2005-07-29
How spammers seem to be coping with greylisting
I have a machine (my Debian Woody machine) that has far less aggressive antispam defenses than anything else (as a result of an old and incapable mailer that is the Debian Woody default). As a result, I get to see an interesting view of some current spammer methods, more or less live and unfiltered.
One of the interesting things is that when email addresses on this machine get spammed, they usually get several copies of the same message, all from the same origin address and the same machine.
My current theory is that this is an anti-greylisting technique. Rather than implement actual retry logic in their spamware, the spammers just program it to send the same message repeatedly, a few minutes apart. If there is greylisting, the last copy might work; if there is no greylisting, who cares about the recipient getting a few more copies? It's not like it costs the spammer anything.

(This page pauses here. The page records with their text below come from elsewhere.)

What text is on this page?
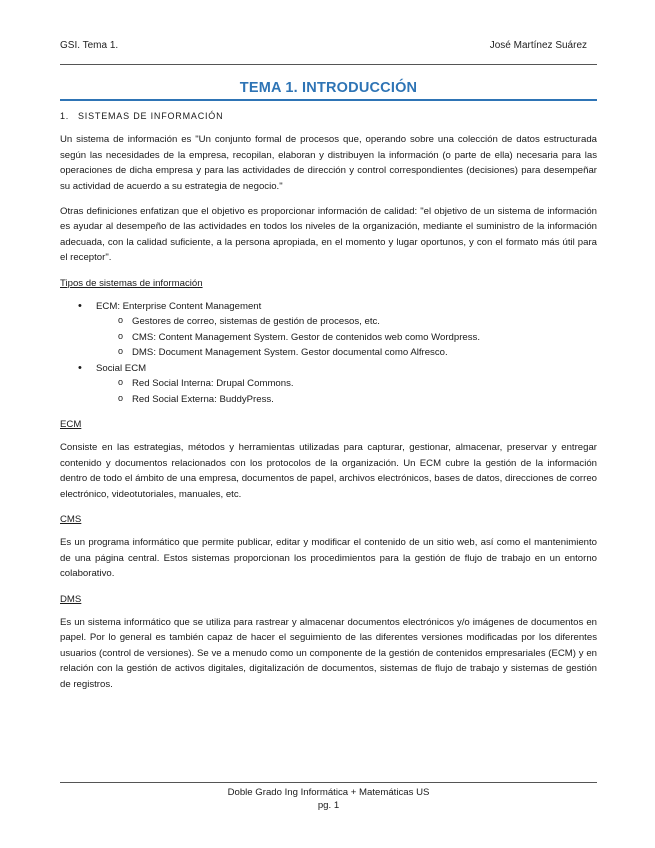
GSI. Tema 1.	José Martínez Suárez
TEMA 1. INTRODUCCIÓN
1. SISTEMAS DE INFORMACIÓN

Un sistema de información es "Un conjunto formal de procesos que, operando sobre una colección de datos estructurada según las necesidades de la empresa, recopilan, elaboran y distribuyen la información (o parte de ella) necesaria para las operaciones de dicha empresa y para las actividades de dirección y control correspondientes (decisiones) para desempeñar su actividad de acuerdo a su estrategia de negocio."

Otras definiciones enfatizan que el objetivo es proporcionar información de calidad: "el objetivo de un sistema de información es ayudar al desempeño de las actividades en todos los niveles de la organización, mediante el suministro de la información adecuada, con la calidad suficiente, a la persona apropiada, en el momento y lugar oportunos, y con el formato más útil para el receptor".

Tipos de sistemas de información
• ECM: Enterprise Content Management
o Gestores de correo, sistemas de gestión de procesos, etc.
o CMS: Content Management System. Gestor de contenidos web como Wordpress.
o DMS: Document Management System. Gestor documental como Alfresco.
• Social ECM
o Red Social Interna: Drupal Commons.
o Red Social Externa: BuddyPress.
ECM

Consiste en las estrategias, métodos y herramientas utilizadas para capturar, gestionar, almacenar, preservar y entregar contenido y documentos relacionados con los protocolos de la organización. Un ECM cubre la gestión de la información dentro de todo el ámbito de una empresa, documentos de papel, archivos electrónicos, bases de datos, direcciones de correo electrónico, videotutoriales, manuales, etc.

CMS

Es un programa informático que permite publicar, editar y modificar el contenido de un sitio web, así como el mantenimiento de una página central. Estos sistemas proporcionan los procedimientos para la gestión de flujo de trabajo en un entorno colaborativo.

DMS

Es un sistema informático que se utiliza para rastrear y almacenar documentos electrónicos y/o imágenes de documentos en papel. Por lo general es también capaz de hacer el seguimiento de las diferentes versiones modificadas por los diferentes usuarios (control de versiones). Se ve a menudo como un componente de la gestión de contenidos empresariales (ECM) y en relación con la gestión de activos digitales, digitalización de documentos, sistemas de flujo de trabajo y sistemas de gestión de registros.

Doble Grado Ing Informática + Matemáticas US
pg. 1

(Interestingly, that machine's reject log shows that refused connections happen in close succession. I don't have any current trapped spam to check the timestamps on spam that got through, so it may be that this is a technique that will only work on greylisting that has a very short waiting time.)
I believe this machine is only getting spammed by one spammer group
or one spammer software, because almost all of the SMTP sessions that
deliver spam use the HELO name of 'localhost'. This HELO name is
vanishingly rare in the SMTP logs of my other machines.
There is probably an interesting yet depressing research paper to be written on the spammer ecology, covering things like what spamware gets used by who and with what address lists. For example, the recent spam storm seems to have used an email address list that was hugely heavy on very old addresses, and since my Debian machine was untouched by it may not have been using any relatively recent ones.